We now have two model specifications, each of which can be completely different. I’ve used Royston-Parmar survival models. We define a random effect with the same name in each linear predictor, which means only one random effect has been defined, but it is included in both outcome models. In the first model, I’ve simply constrained the coefficient of the random effect to be 1. This provides a highly convenient way of linking random effects between outcome models. Our results show a highly positive estimate of associtaion of 0.910 (95% CI: 0.444, 1.378) showing substantial association between the two event processes, i.e. a higher rate of rehospitalisation also increases the mortality rate.

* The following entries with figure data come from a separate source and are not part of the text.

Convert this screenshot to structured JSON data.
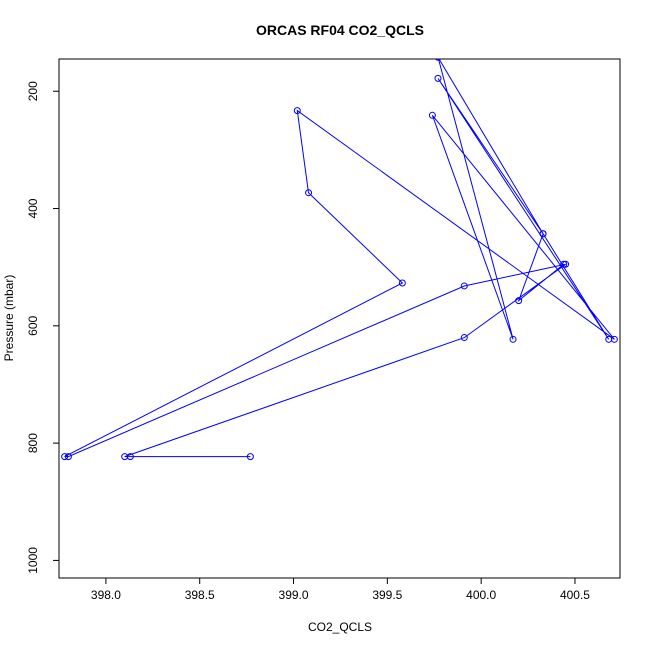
{
  "chart_data": {
    "type": "line",
    "title": "ORCAS RF04 CO2_QCLS",
    "xlabel": "CO2_QCLS",
    "ylabel": "Pressure (mbar)",
    "xlim": [
      397.75,
      400.74
    ],
    "ylim": [
      1030,
      145
    ],
    "y_reversed": true,
    "grid": false,
    "color": "#0000ff",
    "xticks": [
      398.0,
      398.5,
      399.0,
      399.5,
      400.0,
      400.5
    ],
    "xtick_labels": [
      "398.0",
      "398.5",
      "399.0",
      "399.5",
      "400.0",
      "400.5"
    ],
    "yticks": [
      200,
      400,
      600,
      800,
      1000
    ],
    "ytick_labels": [
      "200",
      "400",
      "600",
      "800",
      "1000"
    ],
    "series": [
      {
        "x": [
          398.77,
          398.13,
          398.1,
          399.91,
          400.45,
          399.91,
          397.8,
          397.78,
          399.58,
          399.08,
          399.02,
          400.71,
          399.74,
          400.17,
          399.77,
          400.33,
          400.68,
          399.77,
          400.33,
          400.2,
          400.44
        ],
        "y": [
          823,
          823,
          823,
          620,
          495,
          532,
          823,
          823,
          527,
          373,
          233,
          623,
          241,
          623,
          142,
          443,
          623,
          178,
          443,
          557,
          495
        ]
      }
    ]
  }
}
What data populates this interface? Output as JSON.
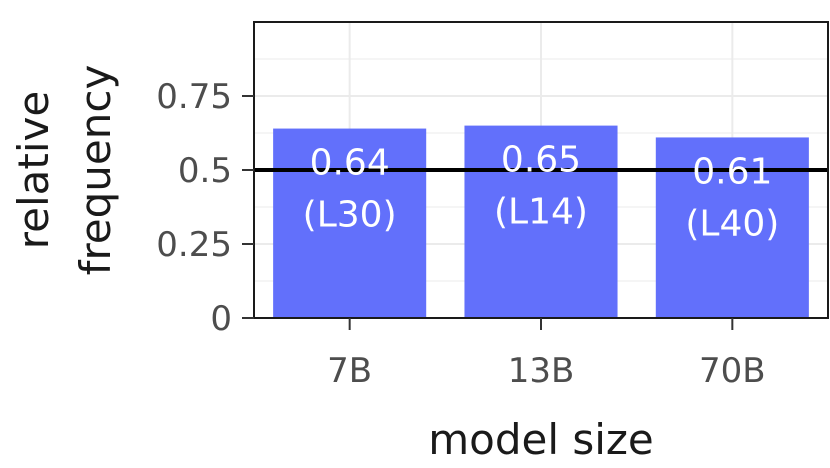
{
  "chart_data": {
    "type": "bar",
    "categories": [
      "7B",
      "13B",
      "70B"
    ],
    "values": [
      0.64,
      0.65,
      0.61
    ],
    "bar_labels": [
      [
        "0.64",
        "(L30)"
      ],
      [
        "0.65",
        "(L14)"
      ],
      [
        "0.61",
        "(L40)"
      ]
    ],
    "reference_line": 0.5,
    "title": "",
    "xlabel": "model size",
    "ylabel": [
      "relative",
      "frequency"
    ],
    "yticks": [
      0,
      0.25,
      0.5,
      0.75
    ],
    "ytick_labels": [
      "0",
      "0.25",
      "0.5",
      "0.75"
    ],
    "ylim": [
      0,
      1.0
    ],
    "grid": true,
    "legend": "none",
    "bar_color": "#6270fb",
    "grid_color": "#ebebeb",
    "reference_line_color": "#000000"
  }
}
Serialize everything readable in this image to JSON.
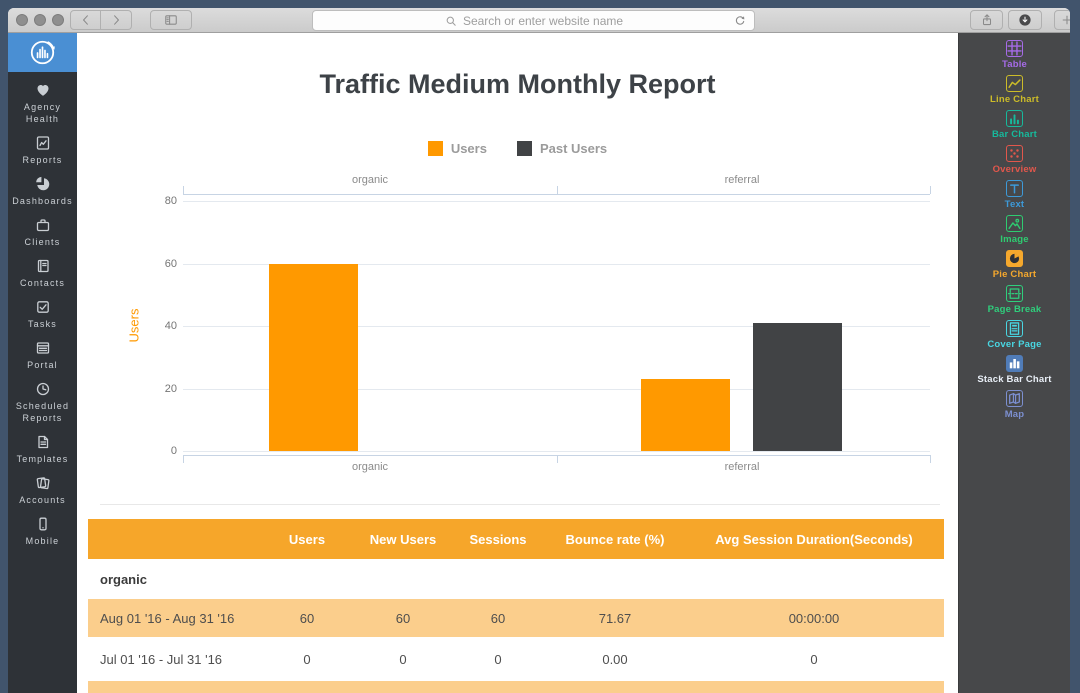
{
  "browser": {
    "search_placeholder": "Search or enter website name",
    "traffic_lights": [
      "close",
      "minimize",
      "zoom"
    ]
  },
  "colors": {
    "accent_orange": "#f6a62a",
    "row_highlight": "#fbce8c",
    "bar_orange": "#ff9900",
    "bar_dark": "#414345",
    "sidebar_bg": "#2e3237",
    "panel_bg": "#47484a",
    "logo_blue": "#4a8fd3",
    "frame_navy": "#41546c"
  },
  "sidebar": {
    "items": [
      {
        "label": "Agency Health",
        "icon": "heart-icon"
      },
      {
        "label": "Reports",
        "icon": "report-chart-icon"
      },
      {
        "label": "Dashboards",
        "icon": "pie-dashboard-icon"
      },
      {
        "label": "Clients",
        "icon": "briefcase-icon"
      },
      {
        "label": "Contacts",
        "icon": "address-book-icon"
      },
      {
        "label": "Tasks",
        "icon": "checkbox-icon"
      },
      {
        "label": "Portal",
        "icon": "portal-window-icon"
      },
      {
        "label": "Scheduled Reports",
        "icon": "clock-icon"
      },
      {
        "label": "Templates",
        "icon": "template-file-icon"
      },
      {
        "label": "Accounts",
        "icon": "pages-icon"
      },
      {
        "label": "Mobile",
        "icon": "smartphone-icon"
      }
    ]
  },
  "widgets_panel": {
    "items": [
      {
        "label": "Table",
        "color": "#a66be8",
        "icon": "table-grid-icon",
        "filled": false
      },
      {
        "label": "Line Chart",
        "color": "#ccbc29",
        "icon": "line-chart-icon",
        "filled": false
      },
      {
        "label": "Bar Chart",
        "color": "#16ba9c",
        "icon": "bar-chart-icon",
        "filled": false
      },
      {
        "label": "Overview",
        "color": "#e2574c",
        "icon": "overview-dots-icon",
        "filled": false
      },
      {
        "label": "Text",
        "color": "#3d9ad9",
        "icon": "text-icon",
        "filled": false
      },
      {
        "label": "Image",
        "color": "#2ecc71",
        "icon": "image-icon",
        "filled": false
      },
      {
        "label": "Pie Chart",
        "color": "#f5a82d",
        "icon": "pie-chart-icon",
        "filled": true
      },
      {
        "label": "Page Break",
        "color": "#2fce7c",
        "icon": "page-break-icon",
        "filled": false
      },
      {
        "label": "Cover Page",
        "color": "#49d6e2",
        "icon": "cover-page-icon",
        "filled": false
      },
      {
        "label": "Stack Bar Chart",
        "color": "#507cb8",
        "label_color": "#e9eff7",
        "icon": "stack-bar-chart-icon",
        "filled": true
      },
      {
        "label": "Map",
        "color": "#7c8fd0",
        "icon": "map-icon",
        "filled": false
      }
    ]
  },
  "report": {
    "title": "Traffic Medium Monthly Report"
  },
  "chart_data": {
    "type": "bar",
    "title": "Traffic Medium Monthly Report",
    "categories": [
      "organic",
      "referral"
    ],
    "series": [
      {
        "name": "Users",
        "color": "#ff9900",
        "values": [
          60,
          23
        ]
      },
      {
        "name": "Past Users",
        "color": "#414345",
        "values": [
          0,
          41
        ]
      }
    ],
    "xlabel": "",
    "ylabel": "Users",
    "yticks": [
      0,
      20,
      40,
      60,
      80
    ],
    "ylim": [
      0,
      80
    ],
    "grid": true,
    "legend_position": "top",
    "category_axis": "top_and_bottom"
  },
  "table": {
    "headers": [
      "",
      "Users",
      "New Users",
      "Sessions",
      "Bounce rate (%)",
      "Avg Session Duration(Seconds)"
    ],
    "sections": [
      {
        "label": "organic",
        "rows": [
          {
            "label": "Aug 01 '16 - Aug 31 '16",
            "values": [
              "60",
              "60",
              "60",
              "71.67",
              "00:00:00"
            ],
            "highlight": true
          },
          {
            "label": "Jul 01 '16 - Jul 31 '16",
            "values": [
              "0",
              "0",
              "0",
              "0.00",
              "0"
            ],
            "highlight": false
          }
        ]
      }
    ],
    "partial_next_row_visible": true
  }
}
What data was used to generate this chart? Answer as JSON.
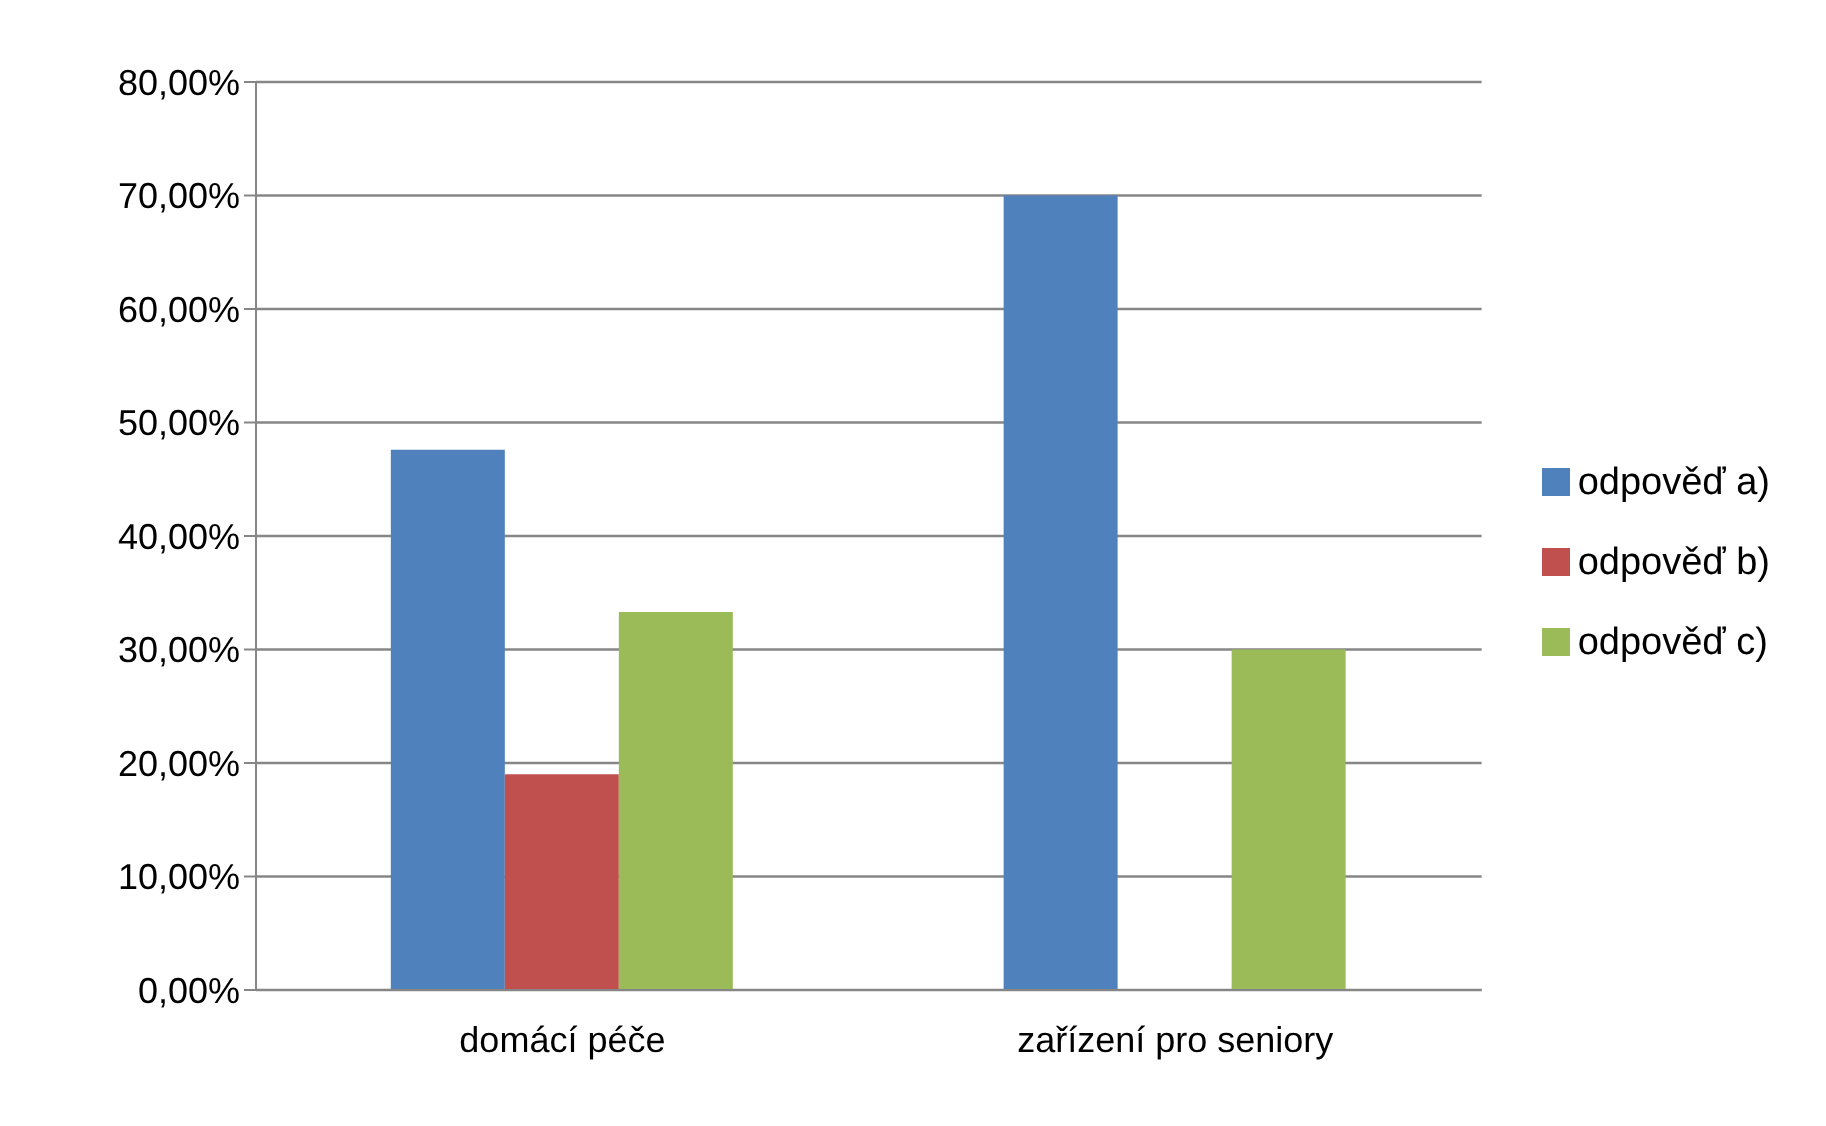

The second approach consists of two random effects included in the recurrent event model, one of which is also included in the linear predictor of the terminal event model, as follows,

$$ h_{ij}(t) = h_{0}(t) \exp (X_{1ij} \beta_{1} + b_{1i} + b_{2i}) $$ and $$ \lambda_{i}(u) = \lambda_{0}(u) \exp (X_{1i} \beta_{2} + b_{2i}) $$

where $b_{1i} \sim N(0,\sigma_{1}^2)$ and $b_{2i} \sim N(0,\sigma_{2}^2)$. Our $\sigma_{2}$ parameter then
indicates the association between the two processes. We can fit this model with `merlin`

, this time illustrating
how to use different distributions for the recurrent event and terminal event processes,

```
. merlin (time gender1 dk2 dk3 ch2 ch3 M1[id]@1 M2[id]@1 , family(rp, df(3) failure(event))) ///
> (stime gender1 dk2 dk3 ch2 ch3 M2[id]@1 , family(rp, df(1) failure(death)))
variables created: _rcs1_1 to _rcs1_3
variables created: _rcs2_1 to _rcs2_1
Fitting fixed effects model:
Fitting full model:
Iteration 0: log likelihood = -1590.3742
Iteration 1: log likelihood = -1528.1177
Iteration 2: log likelihood = -1521.2043
Iteration 3: log likelihood = -1520.979
Iteration 4: log likelihood = -1520.9745
Iteration 5: log likelihood = -1520.9745
Mixed effects regression model Number of obs = 861
Log likelihood = -1520.9745
------------------------------------------------------------------------------
| Coef. Std. Err. z P>|z| [95% Conf. Interval]
-------------+----------------------------------------------------------------
time: |
gender1 | -.4617122 .1439662 -3.21 0.001 -.7438808 -.1795436
dk2 | .4038236 .1597784 2.53 0.011 .0906638 .7169835
dk3 | 1.370281 .2084709 6.57 0.000 .9616859 1.778877
ch2 | .3259105 .2628614 1.24 0.215 -.1892884 .8411094
ch3 | .3437377 .1366298 2.52 0.012 .0759482 .6115272
M1[id] | 1 . . . . .
M2[id] | 1 . . . . .
_cons | -2.153943 .1511438 -14.25 0.000 -2.45018 -1.857707
-------------+----------------------------------------------------------------
stime: |
gender1 | -.3586175 .2282707 -1.57 0.116 -.8060198 .0887848
dk2 | .9218092 .3362921 2.74 0.006 .2626887 1.58093
dk3 | 2.992597 .371161 8.06 0.000 2.265135 3.720059
ch2 | .7382485 .6340328 1.16 0.244 -.504433 1.98093
ch3 | 1.130697 .2543349 4.45 0.000 .6322093 1.629184
M2[id] | 1 . . . . .
_cons | -3.267833 .2988508 -10.93 0.000 -3.85357 -2.682096
-------------+----------------------------------------------------------------
id: |
sd(M1) | .3860664 .1480004 .1821168 .818416
sd(M2) | .7341325 .0978282 .5653872 .9532415
------------------------------------------------------------------------------
```

This defines two random effects at the `id`

level, which by default have an independent covariance structure.
Our estimate of $\sigma_{1}$ is 0.386 (95% CI: 0.182, 0.818),
and similarly we obtain an estimate for $\sigma_{2}$ of 0.734 (95% CI: 0.565, 0.953).

From both a theoretical and interpretation perspective, I prefer the first of these two joint frailty models. If there was no association, then $\sigma_{1} = 0$, which is at the boundary of its parameter space, and hence unlikely to converge, compared to $\alpha = 0$ from model 1.

Extensions including higher levels, time-dependent effects, non-linear covariate effects and the relative survival extension can be included very simply.